Nicola Del Roscio, Cy Twombly: Drawings, Cat. Rais., Vol. 8, 1990-2011, Munich 2017, p. 60, no. 59, illustrated in colour
Departing from the graphic linearity of the 1960s and 1970s, Twombly turned towards the fully expressive and gestural use of paint in the 1980s and 1990s, becoming more painterly in his later years. By 2008, when he undertook a major exhibition at Tate Modern, Twombly revealed yet another new direction in his oeuvre: the Rose paintings. Indeed, Twombly had dwelt before on the symbolism of flowers in a 1985 polyptich that is now held in the Menil Collection, Analysis of the Rose as Sentimental Despair. Describing Twombly’s studio during the fruition of the Tate exhibition Cycles and Seasons, Nicholas Cullinan describes the artist’s studio: “Tacked up on Twombly’s studio wall is a small arrangement of images of roses. Loosely painted late Renoir flower paintings jostle with eighteenth-century still lifes ripe with abundance; a postcard of a simple photograph of a rose in full bloom sits opposite the late Pierre Bonnard painting, Nature morte au melon 1941, of a yellow melon and a bowl of peaches rendered in swirling, interlocking greens and reds” (Nicolas Cullinan, ‘Between Roses and Shadows’ in: Exh. Cat., London, Tate Modern, Cy Twombly: Cycles and Seasons, 2008, p. 229).
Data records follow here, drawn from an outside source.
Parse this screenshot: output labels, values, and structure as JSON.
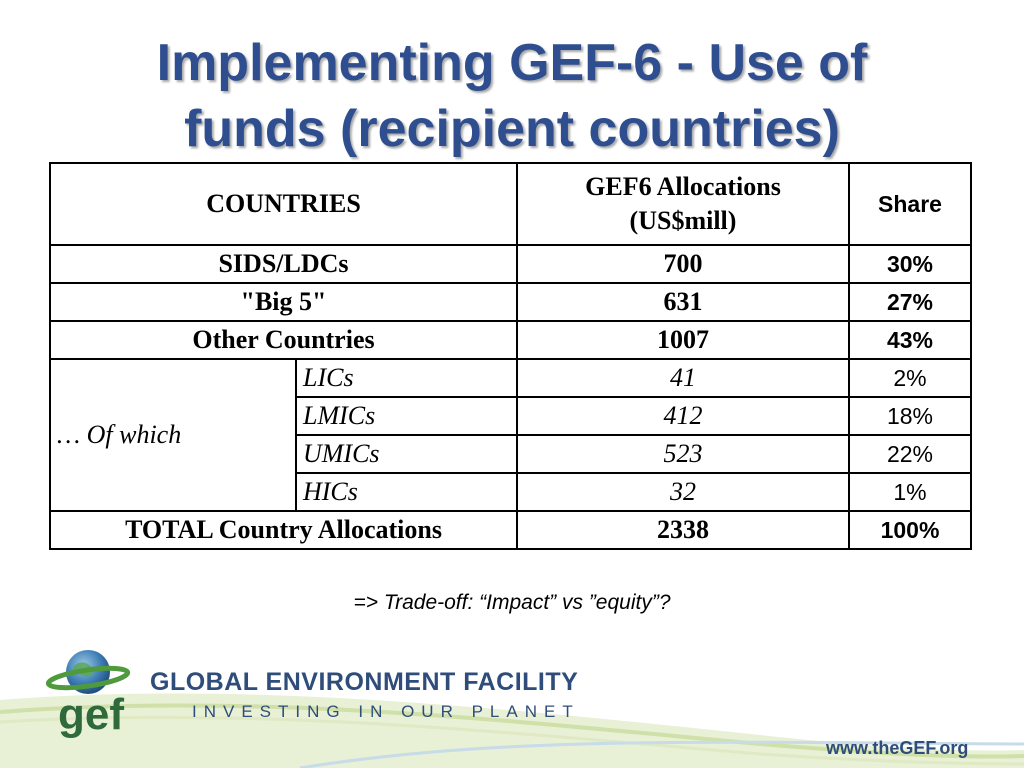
{
  "title": {
    "line1": "Implementing GEF-6 - Use of",
    "line2": "funds (recipient countries)"
  },
  "table": {
    "headers": {
      "countries": "COUNTRIES",
      "allocations_line1": "GEF6 Allocations",
      "allocations_line2": "(US$mill)",
      "share": "Share"
    },
    "rows": [
      {
        "label": "SIDS/LDCs",
        "allocation": "700",
        "share": "30%"
      },
      {
        "label": "\"Big 5\"",
        "allocation": "631",
        "share": "27%"
      },
      {
        "label": "Other Countries",
        "allocation": "1007",
        "share": "43%"
      }
    ],
    "of_which_label": "… Of which",
    "subrows": [
      {
        "label": "LICs",
        "allocation": "41",
        "share": "2%"
      },
      {
        "label": "LMICs",
        "allocation": "412",
        "share": "18%"
      },
      {
        "label": "UMICs",
        "allocation": "523",
        "share": "22%"
      },
      {
        "label": "HICs",
        "allocation": "32",
        "share": "1%"
      }
    ],
    "total": {
      "label": "TOTAL Country Allocations",
      "allocation": "2338",
      "share": "100%"
    }
  },
  "note": "=> Trade-off: “Impact” vs  ”equity”?",
  "footer": {
    "logo_text": "gef",
    "org_name": "GLOBAL ENVIRONMENT FACILITY",
    "tagline": "INVESTING IN OUR PLANET",
    "website": "www.theGEF.org"
  },
  "colors": {
    "title": "#2e4e8f",
    "brand_blue": "#2f4d7a",
    "brand_green": "#2e6a3a"
  }
}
Inscribed ‘Rosa’, the present work ought to be considered a pivotal case study for this mature period.
The tension between the graphic qualities of linear inscription and the sensual materiality of paint is central to the impact of the present work. This runs parallel to a tension between intellectual cultural history and intuitive emotional expression enacted in Twombly’s paintings. Classical mythology, literature and historical works of art are appropriated and translated into a visual response that is tactile, visceral and aesthetic. For what is remarkable about Twombly, and is perfectly embodied in the present work, is the way in which he empowered his brushstrokes with the capacity to both delineate and to represent the flux of visual expression. As Harald Szeeman concludes, “no other artist has such a gift for open endedness… words become lines expressive of feeling, lines become tones, tones become tensions, white becomes resolution. All this happens with the flowing naturalness of handwriting… this work seems to us both primeval and innovative, like memory itself and its energies” (Harald Szeeman, Cy Twombly, Munich 1987, p. 12).
As the artist remarks, “Generally speaking my art has evolved out of the interest in symbols abstracted, but nevertheless humanistic; formal as most arts are in their archaic and classic stages, and a deeply aesthetic sense of eroded or ancient surfaces of time” (Cy Twombly cited in: Exh. Cat., Houston, The Menil Collection, Cy Twombly, 1989, p. 199). The intriguing outcome is a work that freely oscillates between the faculties of painting and language to create a markedly lyrical and unique form of abstraction. No artist of the Twentieth Century has dramatised so expressively or incisively the range and force of the drawn line and painted mark as Cy Twombly.